SlightlyBemused is your colleague being paid? if money is the sticking point with your bosses, it might be possible to keep your colleague's job open by suggesting he gets unpaid/part paid leave.

desertgirl · 17/10/2011 17:29

Mrs Fry, believe it or not not all of the companies in the ME are like that - mine generally does look after its employees (had a colleague on compassionate leave for a year in total, much was unpaid but that would have been the case anywhere - and seen a lot of other examples, on top of the actual employee 'rights' there). It is difficult to know, because there are a lot of locals who genuinely do try to do the right thing - despite the headlines - but I believe senior employees with experience in other parts of the world have had an input in creating that culture. What good would it do anyone if we all left? (and I'm not here for the salary; I'm on about what I would be on anywhere; I'm here for the job and the sunlight)

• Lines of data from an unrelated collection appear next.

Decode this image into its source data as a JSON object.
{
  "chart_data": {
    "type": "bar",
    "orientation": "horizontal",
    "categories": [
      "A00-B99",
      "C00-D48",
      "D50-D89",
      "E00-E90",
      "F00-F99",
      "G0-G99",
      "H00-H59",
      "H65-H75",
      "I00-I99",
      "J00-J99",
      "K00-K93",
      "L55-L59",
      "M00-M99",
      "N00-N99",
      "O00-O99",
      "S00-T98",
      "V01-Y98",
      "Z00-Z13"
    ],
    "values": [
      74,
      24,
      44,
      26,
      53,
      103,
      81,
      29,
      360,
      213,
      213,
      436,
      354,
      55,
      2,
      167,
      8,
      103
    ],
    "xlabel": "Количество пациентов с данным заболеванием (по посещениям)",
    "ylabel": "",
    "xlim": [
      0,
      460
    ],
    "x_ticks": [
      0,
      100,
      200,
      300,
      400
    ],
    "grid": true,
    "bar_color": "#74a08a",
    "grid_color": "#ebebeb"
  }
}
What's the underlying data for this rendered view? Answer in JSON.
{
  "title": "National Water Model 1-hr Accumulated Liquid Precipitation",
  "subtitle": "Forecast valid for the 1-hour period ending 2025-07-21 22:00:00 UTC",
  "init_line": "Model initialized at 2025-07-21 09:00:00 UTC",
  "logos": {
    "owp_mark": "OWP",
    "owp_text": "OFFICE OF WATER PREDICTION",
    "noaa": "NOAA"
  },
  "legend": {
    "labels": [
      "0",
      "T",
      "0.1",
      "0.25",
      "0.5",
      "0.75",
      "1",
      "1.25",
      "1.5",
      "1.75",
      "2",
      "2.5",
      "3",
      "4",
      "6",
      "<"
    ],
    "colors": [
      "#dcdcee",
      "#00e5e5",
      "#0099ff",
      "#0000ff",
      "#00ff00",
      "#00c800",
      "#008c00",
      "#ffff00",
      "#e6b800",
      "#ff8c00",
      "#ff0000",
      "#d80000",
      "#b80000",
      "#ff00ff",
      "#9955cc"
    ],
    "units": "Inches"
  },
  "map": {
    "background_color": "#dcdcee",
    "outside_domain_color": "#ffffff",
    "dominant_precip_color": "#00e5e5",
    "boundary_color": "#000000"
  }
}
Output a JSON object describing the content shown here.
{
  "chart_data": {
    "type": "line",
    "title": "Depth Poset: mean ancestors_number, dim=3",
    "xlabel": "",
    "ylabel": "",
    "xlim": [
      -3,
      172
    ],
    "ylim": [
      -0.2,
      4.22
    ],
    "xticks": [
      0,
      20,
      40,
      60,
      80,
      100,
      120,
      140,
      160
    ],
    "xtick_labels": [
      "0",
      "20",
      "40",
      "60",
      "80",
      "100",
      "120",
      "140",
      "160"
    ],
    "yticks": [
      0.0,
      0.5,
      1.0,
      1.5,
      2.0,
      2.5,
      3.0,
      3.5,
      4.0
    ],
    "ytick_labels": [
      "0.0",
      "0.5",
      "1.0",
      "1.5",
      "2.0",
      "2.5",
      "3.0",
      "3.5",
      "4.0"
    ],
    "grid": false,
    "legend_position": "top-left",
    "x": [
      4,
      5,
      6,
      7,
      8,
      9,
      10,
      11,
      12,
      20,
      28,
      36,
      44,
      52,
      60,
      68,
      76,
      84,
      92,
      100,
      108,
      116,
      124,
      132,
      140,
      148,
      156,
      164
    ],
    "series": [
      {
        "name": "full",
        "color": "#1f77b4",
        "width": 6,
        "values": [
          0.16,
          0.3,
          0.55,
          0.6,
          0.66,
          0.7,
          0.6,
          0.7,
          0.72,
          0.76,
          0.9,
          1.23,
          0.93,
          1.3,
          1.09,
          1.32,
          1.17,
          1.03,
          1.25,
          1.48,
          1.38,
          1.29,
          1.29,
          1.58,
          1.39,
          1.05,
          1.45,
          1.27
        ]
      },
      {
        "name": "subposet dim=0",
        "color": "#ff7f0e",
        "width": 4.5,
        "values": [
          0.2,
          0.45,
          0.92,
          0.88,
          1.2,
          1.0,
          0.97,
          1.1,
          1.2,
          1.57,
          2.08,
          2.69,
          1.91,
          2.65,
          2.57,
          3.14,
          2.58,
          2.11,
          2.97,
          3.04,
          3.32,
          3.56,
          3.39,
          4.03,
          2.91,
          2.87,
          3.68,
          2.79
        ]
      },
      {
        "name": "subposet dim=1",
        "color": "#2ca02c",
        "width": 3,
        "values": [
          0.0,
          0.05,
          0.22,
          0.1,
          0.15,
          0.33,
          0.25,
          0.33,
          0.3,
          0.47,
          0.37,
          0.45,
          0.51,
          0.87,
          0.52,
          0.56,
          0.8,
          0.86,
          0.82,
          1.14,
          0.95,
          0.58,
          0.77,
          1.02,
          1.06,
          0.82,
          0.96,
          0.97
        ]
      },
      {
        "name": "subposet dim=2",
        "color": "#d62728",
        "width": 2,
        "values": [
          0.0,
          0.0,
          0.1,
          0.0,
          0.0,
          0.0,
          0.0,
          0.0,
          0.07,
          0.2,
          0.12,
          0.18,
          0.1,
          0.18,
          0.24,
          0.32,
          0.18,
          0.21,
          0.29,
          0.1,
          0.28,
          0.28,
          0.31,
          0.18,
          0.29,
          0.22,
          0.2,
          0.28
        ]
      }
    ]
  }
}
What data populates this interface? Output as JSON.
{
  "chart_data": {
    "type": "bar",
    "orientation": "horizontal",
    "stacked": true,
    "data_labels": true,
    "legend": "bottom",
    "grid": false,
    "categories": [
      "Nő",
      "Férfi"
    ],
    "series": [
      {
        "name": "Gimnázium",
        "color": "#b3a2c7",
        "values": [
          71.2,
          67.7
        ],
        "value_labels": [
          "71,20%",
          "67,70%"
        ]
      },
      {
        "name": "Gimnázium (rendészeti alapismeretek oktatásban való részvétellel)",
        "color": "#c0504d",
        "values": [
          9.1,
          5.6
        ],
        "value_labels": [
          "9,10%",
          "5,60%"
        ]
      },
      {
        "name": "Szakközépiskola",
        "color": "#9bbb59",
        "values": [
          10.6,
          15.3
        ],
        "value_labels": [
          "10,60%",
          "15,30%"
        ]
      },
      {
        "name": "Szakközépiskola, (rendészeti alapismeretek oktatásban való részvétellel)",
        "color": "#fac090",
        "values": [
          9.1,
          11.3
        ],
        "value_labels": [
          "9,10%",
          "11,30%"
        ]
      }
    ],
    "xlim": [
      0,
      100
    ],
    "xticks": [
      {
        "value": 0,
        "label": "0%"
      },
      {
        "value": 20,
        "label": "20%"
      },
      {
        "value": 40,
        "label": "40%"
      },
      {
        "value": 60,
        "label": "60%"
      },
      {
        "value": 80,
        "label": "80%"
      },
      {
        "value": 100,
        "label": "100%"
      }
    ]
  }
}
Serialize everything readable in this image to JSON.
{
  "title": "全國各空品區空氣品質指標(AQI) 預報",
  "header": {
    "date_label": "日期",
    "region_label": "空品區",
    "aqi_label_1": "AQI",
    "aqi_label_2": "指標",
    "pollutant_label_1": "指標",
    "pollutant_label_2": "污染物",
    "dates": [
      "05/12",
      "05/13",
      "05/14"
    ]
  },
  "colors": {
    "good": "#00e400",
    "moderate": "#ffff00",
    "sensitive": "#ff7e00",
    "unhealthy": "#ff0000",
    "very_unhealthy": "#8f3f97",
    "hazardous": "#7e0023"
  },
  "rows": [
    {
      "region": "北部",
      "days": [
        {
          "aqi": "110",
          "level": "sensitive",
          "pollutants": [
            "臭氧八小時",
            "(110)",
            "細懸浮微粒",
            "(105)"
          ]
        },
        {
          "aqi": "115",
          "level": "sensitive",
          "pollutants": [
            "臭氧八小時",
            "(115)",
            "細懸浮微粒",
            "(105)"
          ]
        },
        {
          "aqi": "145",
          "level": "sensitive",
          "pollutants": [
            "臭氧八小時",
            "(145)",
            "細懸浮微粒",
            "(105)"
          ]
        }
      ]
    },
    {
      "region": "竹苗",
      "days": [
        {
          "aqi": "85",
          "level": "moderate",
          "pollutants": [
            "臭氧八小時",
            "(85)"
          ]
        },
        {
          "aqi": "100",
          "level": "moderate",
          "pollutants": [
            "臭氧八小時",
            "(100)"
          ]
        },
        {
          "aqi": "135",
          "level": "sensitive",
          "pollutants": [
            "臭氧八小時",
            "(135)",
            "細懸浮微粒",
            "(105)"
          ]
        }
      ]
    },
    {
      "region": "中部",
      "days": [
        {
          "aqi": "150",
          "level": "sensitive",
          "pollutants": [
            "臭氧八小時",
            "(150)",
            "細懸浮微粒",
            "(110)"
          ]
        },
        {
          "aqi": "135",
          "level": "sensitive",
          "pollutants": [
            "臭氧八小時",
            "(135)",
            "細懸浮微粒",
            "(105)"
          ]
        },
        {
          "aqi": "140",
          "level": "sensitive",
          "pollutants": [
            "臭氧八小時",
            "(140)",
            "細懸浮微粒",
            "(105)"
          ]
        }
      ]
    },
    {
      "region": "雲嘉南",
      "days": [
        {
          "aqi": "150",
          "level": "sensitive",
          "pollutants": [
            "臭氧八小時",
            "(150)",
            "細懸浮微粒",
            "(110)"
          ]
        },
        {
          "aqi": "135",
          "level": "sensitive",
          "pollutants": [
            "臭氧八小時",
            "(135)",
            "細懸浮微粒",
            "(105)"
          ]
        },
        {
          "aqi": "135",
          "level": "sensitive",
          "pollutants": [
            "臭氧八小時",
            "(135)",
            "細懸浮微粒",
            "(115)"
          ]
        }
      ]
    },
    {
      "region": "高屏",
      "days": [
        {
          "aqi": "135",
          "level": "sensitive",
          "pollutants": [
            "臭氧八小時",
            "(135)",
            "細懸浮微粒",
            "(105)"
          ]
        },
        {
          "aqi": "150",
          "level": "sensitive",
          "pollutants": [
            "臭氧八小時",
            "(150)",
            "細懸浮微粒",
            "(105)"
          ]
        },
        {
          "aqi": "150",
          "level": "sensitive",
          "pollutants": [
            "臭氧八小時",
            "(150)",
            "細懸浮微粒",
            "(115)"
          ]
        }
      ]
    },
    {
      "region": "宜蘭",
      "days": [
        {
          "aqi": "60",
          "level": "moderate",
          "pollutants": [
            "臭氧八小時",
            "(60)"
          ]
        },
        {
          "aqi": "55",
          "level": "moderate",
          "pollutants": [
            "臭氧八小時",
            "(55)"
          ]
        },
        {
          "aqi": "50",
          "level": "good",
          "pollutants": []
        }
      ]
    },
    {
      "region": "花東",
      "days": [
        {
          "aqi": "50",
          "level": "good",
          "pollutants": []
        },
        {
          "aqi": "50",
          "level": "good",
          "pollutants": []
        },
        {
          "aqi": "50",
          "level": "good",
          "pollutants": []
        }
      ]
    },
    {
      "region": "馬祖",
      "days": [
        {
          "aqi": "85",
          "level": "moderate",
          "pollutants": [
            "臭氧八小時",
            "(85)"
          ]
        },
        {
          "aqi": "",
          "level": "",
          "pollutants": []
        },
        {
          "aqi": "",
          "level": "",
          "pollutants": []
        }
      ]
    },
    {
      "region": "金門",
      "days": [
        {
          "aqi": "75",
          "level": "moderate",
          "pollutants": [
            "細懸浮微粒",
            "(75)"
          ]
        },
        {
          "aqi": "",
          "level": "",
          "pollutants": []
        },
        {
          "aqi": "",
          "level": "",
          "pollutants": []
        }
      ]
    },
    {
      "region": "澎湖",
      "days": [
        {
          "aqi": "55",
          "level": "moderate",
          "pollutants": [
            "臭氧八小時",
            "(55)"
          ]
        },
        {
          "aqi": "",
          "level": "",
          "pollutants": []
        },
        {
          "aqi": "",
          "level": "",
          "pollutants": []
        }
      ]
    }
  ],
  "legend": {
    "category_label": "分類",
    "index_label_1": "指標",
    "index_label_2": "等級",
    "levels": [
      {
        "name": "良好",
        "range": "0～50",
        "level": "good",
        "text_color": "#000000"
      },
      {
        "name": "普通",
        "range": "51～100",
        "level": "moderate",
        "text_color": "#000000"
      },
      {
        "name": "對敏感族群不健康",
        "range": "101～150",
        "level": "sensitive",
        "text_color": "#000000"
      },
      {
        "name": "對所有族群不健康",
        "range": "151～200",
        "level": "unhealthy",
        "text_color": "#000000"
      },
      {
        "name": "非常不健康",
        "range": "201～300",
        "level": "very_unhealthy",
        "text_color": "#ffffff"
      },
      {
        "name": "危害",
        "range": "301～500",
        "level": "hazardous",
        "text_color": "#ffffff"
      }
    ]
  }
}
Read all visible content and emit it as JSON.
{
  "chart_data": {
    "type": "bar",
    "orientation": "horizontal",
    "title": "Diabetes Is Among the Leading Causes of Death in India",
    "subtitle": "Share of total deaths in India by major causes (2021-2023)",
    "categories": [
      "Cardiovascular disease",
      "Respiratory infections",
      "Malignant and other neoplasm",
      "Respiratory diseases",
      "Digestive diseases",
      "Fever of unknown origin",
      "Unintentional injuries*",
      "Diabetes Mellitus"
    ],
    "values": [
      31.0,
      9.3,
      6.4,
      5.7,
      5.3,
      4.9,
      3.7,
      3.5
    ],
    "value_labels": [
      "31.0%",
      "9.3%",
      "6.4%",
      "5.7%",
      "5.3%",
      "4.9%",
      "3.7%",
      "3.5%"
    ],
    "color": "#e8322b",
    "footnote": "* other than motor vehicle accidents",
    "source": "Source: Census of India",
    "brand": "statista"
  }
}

The UK, US, just about anywhere I can think of had very similar issues as they developed to where they are now. Those issues weren't 'fixed' by people outside being rude, arrogant and dismissive, they were fixed by people on the inside, trying to make changes. It isn't an overnight process, and it isn't easy, and of course there are frustrations, but all of those factors applied everywhere else too - nowhere emerged from the primordial swamp, or Neanderthal camps, complete with worker protection legislation in place, even to the extent it is now (don't think the UK tops the list on that one - would you think those from more interventionist states would be justified in acting as you are about the UK itself?)

SlightlyBemused, I do think you need to talk to him, but try exploring options with your management too.... (eg the 'unpaid leave' bit to the extent feasible; or if he can't face coming back, a little package over and above his EOSB)? good luck!